It’s one day in August every year that pulls a community together to picnic on Bal Bach Bal Mawr moor in the Llanthony valley, near Abergavenny. Over the past 30 years this group – some of whom were in the school together in Cardiganshire bought the moor and they are passionate about the wonderful landscapes this location offers which looks out across the Brecon Beacons including the Skirrid and Sugar loaf and over to the estuary in Chepstow. Together with the local moorland manager Shaun Smith and his dad, Tony, the former keeper, the day is a special day in the calendar where they all come together and make their way up the hill to catch up with each other and take stock of the hill.
Once a thriving grouse moor when heather almost carpeted the hill, bracken has certainly encroached and outcompeted the heather in a number of places but under the project restoring its condition is under way and there are acres of diverse habitats to help recover a range of bird species. Arwyn Davies heads up the responsibilities for the moor and sees the project more as a conservation initiative to help recover the heather before it’s lost forever which would hail the end of the red grouse who lives here 12 months of the year and feeds only on heather and which supports other wading birds under the same management.

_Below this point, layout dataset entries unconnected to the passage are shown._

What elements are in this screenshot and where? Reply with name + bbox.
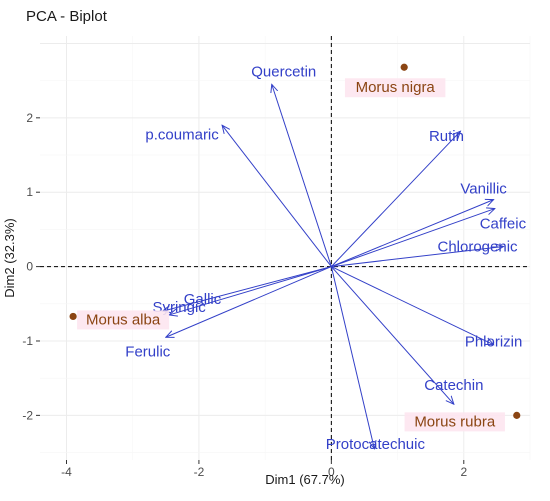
arrow-label-caffeic: Caffeic (480, 216, 527, 233)
arrow-label-gallic: Gallic (184, 291, 222, 308)
arrow-catechin (330, 266, 454, 405)
variable-arrows: Quercetin p.coumaric Rutin Vanillic Caffeic C… (125, 63, 526, 452)
individual-points: Morus nigra Morus alba Morus rubra (69, 63, 521, 432)
y-tick-label: 1 (26, 185, 33, 199)
y-axis-title: Dim2 (32.3%) (2, 218, 17, 297)
y-tick-label: 2 (26, 111, 33, 125)
arrow-chlorogenic (331, 247, 503, 268)
reference-lines (40, 36, 530, 460)
arrow-vanillic (331, 200, 493, 268)
arrow-label-p-coumaric: p.coumaric (145, 126, 219, 143)
point-label-highlight-morus-alba (77, 310, 170, 330)
arrow-gallic (163, 266, 332, 312)
arrow-syringic (169, 266, 332, 315)
chart-title: PCA - Biplot (26, 8, 108, 25)
arrow-label-rutin: Rutin (429, 128, 464, 145)
point-label-highlight-morus-rubra (404, 412, 505, 432)
point-label-highlight-morus-nigra (344, 78, 446, 98)
x-tick-label: 0 (328, 465, 335, 479)
arrow-rutin (330, 131, 460, 267)
point-morus-rubra (513, 411, 521, 419)
y-tick-label: -2 (22, 408, 33, 422)
arrow-caffeic (331, 209, 495, 268)
arrow-label-ferulic: Ferulic (125, 343, 171, 360)
point-morus-alba (69, 312, 77, 321)
arrow-label-quercetin: Quercetin (251, 63, 316, 80)
x-tick-label: -2 (194, 465, 205, 479)
y-tick-label: 0 (26, 260, 33, 274)
arrow-label-phlorizin: Phlorizin (465, 334, 523, 351)
y-tick-label: -1 (22, 334, 33, 348)
arrow-label-chlorogenic: Chlorogenic (437, 239, 518, 256)
x-tick-label: -4 (61, 465, 72, 479)
arrow-p-coumaric (222, 125, 332, 267)
arrow-quercetin (272, 84, 332, 267)
arrow-label-protocatechuic: Protocatechuic (326, 436, 426, 453)
arrow-phlorizin (331, 266, 493, 345)
x-axis-title: Dim1 (67.7%) (265, 472, 344, 487)
point-morus-nigra (400, 63, 408, 71)
arrow-ferulic (166, 266, 332, 338)
point-label-morus-nigra: Morus nigra (356, 79, 436, 96)
x-tick-label: 2 (460, 465, 467, 479)
tick-labels: -4 -2 0 2 -2 -1 0 1 2 (22, 111, 467, 479)
arrow-protocatechuic (330, 266, 374, 449)
arrow-label-catechin: Catechin (424, 377, 483, 394)
point-label-morus-rubra: Morus rubra (414, 413, 496, 430)
arrow-label-vanillic: Vanillic (460, 181, 507, 198)
point-label-morus-alba: Morus alba (86, 311, 161, 328)
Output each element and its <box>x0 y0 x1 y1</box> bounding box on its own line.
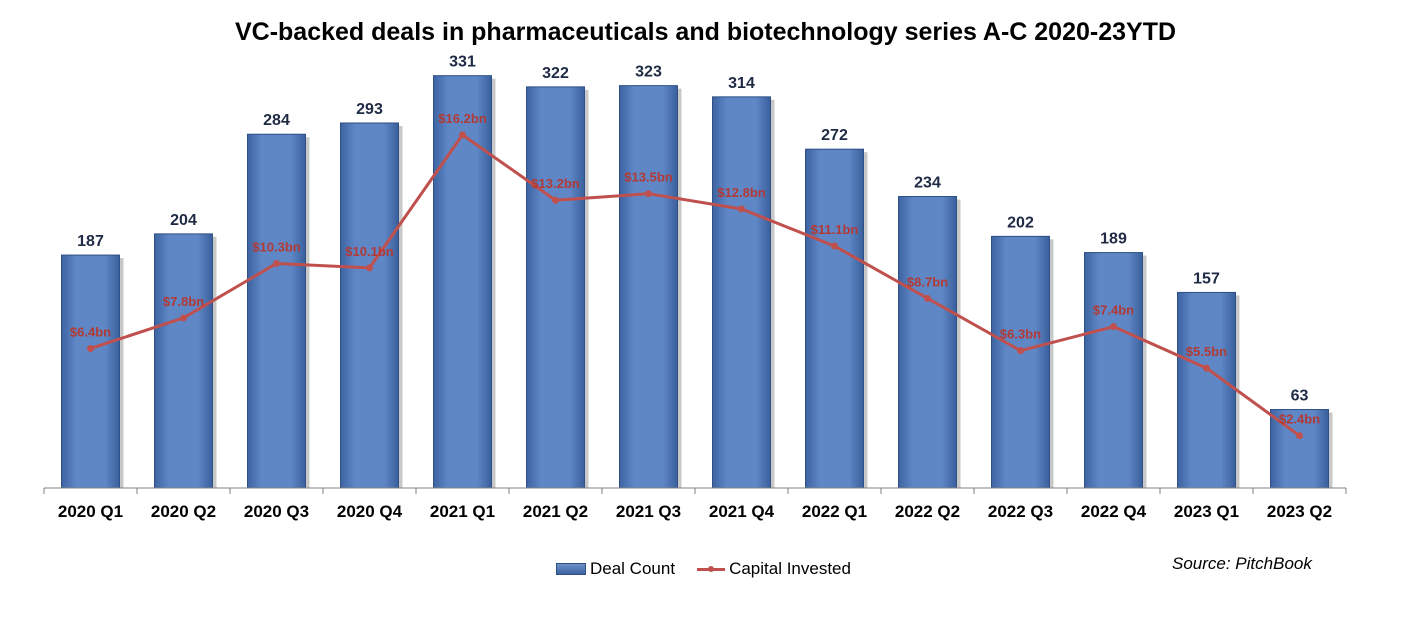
bar <box>1084 252 1143 489</box>
line-point <box>552 196 559 204</box>
bar <box>991 235 1050 489</box>
line-point <box>273 259 280 267</box>
x-tick-label: 2020 Q3 <box>244 502 309 521</box>
line-series <box>87 131 1303 440</box>
legend-line-swatch <box>697 564 726 574</box>
x-tick-label: 2021 Q1 <box>430 502 495 521</box>
bar-data-label: 187 <box>77 233 104 250</box>
line-point <box>87 344 94 352</box>
bar <box>619 85 678 489</box>
line-data-label: $7.8bn <box>163 294 204 309</box>
line-point <box>1110 323 1117 331</box>
line-data-label: $11.1bn <box>811 222 859 237</box>
line-point <box>645 190 652 198</box>
bar <box>898 196 957 489</box>
bar-data-label: 189 <box>1100 231 1127 248</box>
legend-item-deal-count: Deal Count <box>556 559 675 579</box>
line-value-labels: $6.4bn $7.8bn $10.3bn $10.1bn $16.2bn $13.2bn… <box>70 111 1320 427</box>
x-tick-label: 2021 Q3 <box>616 502 681 521</box>
line-data-label: $6.3bn <box>1000 327 1041 342</box>
legend-item-capital-invested: Capital Invested <box>697 559 851 579</box>
x-tick-label: 2023 Q1 <box>1174 502 1239 521</box>
line-point <box>1017 347 1024 355</box>
x-ticks: 2020 Q1 2020 Q2 2020 Q3 2020 Q4 2021 Q1 2021 … <box>43 488 1347 521</box>
line-data-label: $7.4bn <box>1093 303 1134 318</box>
bar-data-label: 322 <box>542 65 569 82</box>
line-point <box>459 131 466 139</box>
bar <box>712 96 771 489</box>
line-data-label: $13.5bn <box>624 170 672 185</box>
x-tick-label: 2022 Q1 <box>802 502 867 521</box>
chart-title: VC-backed deals in pharmaceuticals and b… <box>234 18 1177 46</box>
line-data-label: $16.2bn <box>438 111 486 126</box>
capital-invested-line <box>90 133 1301 437</box>
bar-data-label: 323 <box>635 64 662 81</box>
line-data-label: $5.5bn <box>1186 344 1227 359</box>
bar <box>61 254 120 489</box>
bar <box>805 148 864 489</box>
legend-label-capital-invested: Capital Invested <box>729 559 851 578</box>
bar-data-label: 284 <box>263 112 290 129</box>
line-point <box>738 205 745 213</box>
bar <box>1177 291 1236 489</box>
bar <box>433 75 492 489</box>
bar <box>340 122 399 489</box>
line-data-label: $13.2bn <box>531 176 579 191</box>
bar-value-labels: 187 204 284 293 331 322 323 314 272 234 202 189 157 6… <box>77 54 1308 405</box>
line-data-label: $8.7bn <box>907 274 948 289</box>
bar-data-label: 293 <box>356 101 383 118</box>
line-point <box>180 314 187 322</box>
line-data-label: $10.1bn <box>345 244 393 259</box>
bar-data-label: 157 <box>1193 270 1220 287</box>
line-data-label: $2.4bn <box>1279 412 1320 427</box>
x-tick-label: 2022 Q4 <box>1081 502 1147 521</box>
bar-data-label: 204 <box>170 212 197 229</box>
x-tick-label: 2020 Q2 <box>151 502 216 521</box>
line-point <box>366 264 373 272</box>
line-point <box>924 294 931 302</box>
bar <box>154 233 213 489</box>
bar-data-label: 234 <box>914 175 941 192</box>
x-tick-label: 2022 Q3 <box>988 502 1053 521</box>
bar-data-label: 63 <box>1291 388 1309 405</box>
x-tick-label: 2023 Q2 <box>1267 502 1332 521</box>
legend-label-deal-count: Deal Count <box>590 559 676 578</box>
bar-series <box>61 75 1333 489</box>
bar-data-label: 272 <box>821 127 848 144</box>
line-data-label: $10.3bn <box>252 239 300 254</box>
x-tick-label: 2021 Q2 <box>523 502 588 521</box>
legend: Deal Count Capital Invested <box>556 559 873 579</box>
x-tick-label: 2020 Q1 <box>58 502 123 521</box>
source-note: Source: PitchBook <box>1172 554 1312 573</box>
bar-data-label: 331 <box>449 54 476 71</box>
bar <box>526 86 585 489</box>
bar-data-label: 314 <box>728 75 755 92</box>
bar-data-label: 202 <box>1007 214 1034 231</box>
legend-bar-swatch <box>556 563 586 575</box>
x-tick-label: 2021 Q4 <box>709 502 775 521</box>
bar <box>247 133 306 489</box>
line-point <box>831 242 838 250</box>
line-data-label: $12.8bn <box>717 185 765 200</box>
line-data-label: $6.4bn <box>70 324 111 339</box>
line-point <box>1203 364 1210 372</box>
line-point <box>1296 432 1303 440</box>
x-tick-label: 2020 Q4 <box>337 502 403 521</box>
x-tick-label: 2022 Q2 <box>895 502 960 521</box>
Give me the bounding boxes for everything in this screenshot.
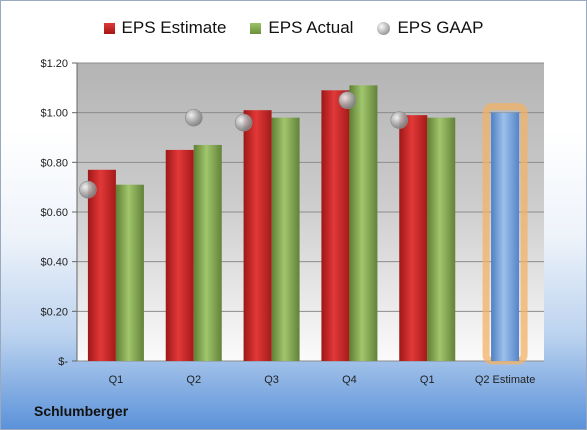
eps-actual-bar	[193, 144, 222, 361]
legend-label: EPS Actual	[268, 18, 354, 37]
x-tick-label: Q1	[420, 374, 435, 386]
eps-gaap-point	[338, 91, 357, 110]
eps-gaap-point	[184, 108, 203, 127]
x-tick-label: Q4	[342, 374, 357, 386]
y-tick-label: $0.80	[40, 157, 68, 169]
eps-actual-bar	[115, 184, 144, 361]
eps-estimate-bar	[321, 90, 350, 362]
x-tick-label: Q2	[186, 374, 201, 386]
bars	[87, 85, 528, 365]
q2-estimate-bar	[491, 112, 520, 362]
x-tick-label: Q3	[264, 374, 279, 386]
legend-item-eps-actual: EPS Actual	[250, 18, 353, 38]
eps-gaap-point	[390, 111, 409, 129]
gaap-points	[79, 91, 409, 199]
legend: EPS Estimate EPS Actual EPS GAAP	[1, 18, 586, 38]
y-tick-label: $1.20	[40, 58, 68, 70]
eps-estimate-bar	[165, 149, 194, 361]
y-tick-label: $-	[58, 356, 68, 368]
eps-actual-bar	[349, 85, 378, 361]
legend-swatch-circle	[377, 21, 391, 35]
legend-item-eps-estimate: EPS Estimate	[103, 18, 227, 38]
legend-label: EPS GAAP	[397, 18, 484, 37]
legend-swatch-green	[250, 22, 262, 34]
eps-actual-bar	[271, 117, 300, 361]
y-tick-label: $0.60	[40, 207, 68, 219]
company-name: Schlumberger	[34, 403, 129, 419]
y-tick-labels: $- $0.20 $0.40 $0.60 $0.80 $1.00 $1.20	[40, 58, 68, 368]
x-tick-labels: Q1 Q2 Q3 Q4 Q1 Q2 Estimate	[109, 374, 536, 386]
y-tick-label: $0.40	[40, 257, 68, 269]
eps-estimate-bar	[243, 110, 272, 361]
eps-actual-bar	[427, 117, 456, 361]
x-tick-label: Q2 Estimate	[475, 374, 536, 386]
eps-estimate-bar	[399, 115, 428, 362]
legend-swatch-red	[103, 22, 115, 34]
eps-estimate-bar	[87, 169, 116, 361]
y-tick-label: $1.00	[40, 108, 68, 120]
y-tick-label: $0.20	[40, 306, 68, 318]
legend-label: EPS Estimate	[121, 18, 227, 37]
eps-gaap-point	[79, 180, 97, 199]
x-tick-label: Q1	[109, 374, 124, 386]
legend-item-eps-gaap: EPS GAAP	[377, 18, 483, 38]
gridlines	[72, 62, 544, 362]
eps-gaap-point	[234, 113, 253, 132]
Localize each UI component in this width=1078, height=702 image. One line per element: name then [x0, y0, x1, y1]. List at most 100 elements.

There has been no shooting here for a few years and this year was no different. Although there was lots more heather management with a good dry month of March allowing lots of burns to take place to regenerate the heather, it was the first 2 weeks of cold wet weather in June that meant that the young chicks didn’t survive. But that seems to be the same story everywhere.
Putting the work in now means there is a chance of restoring this heather even though that won’t be apparent or visible for at least another decade or two.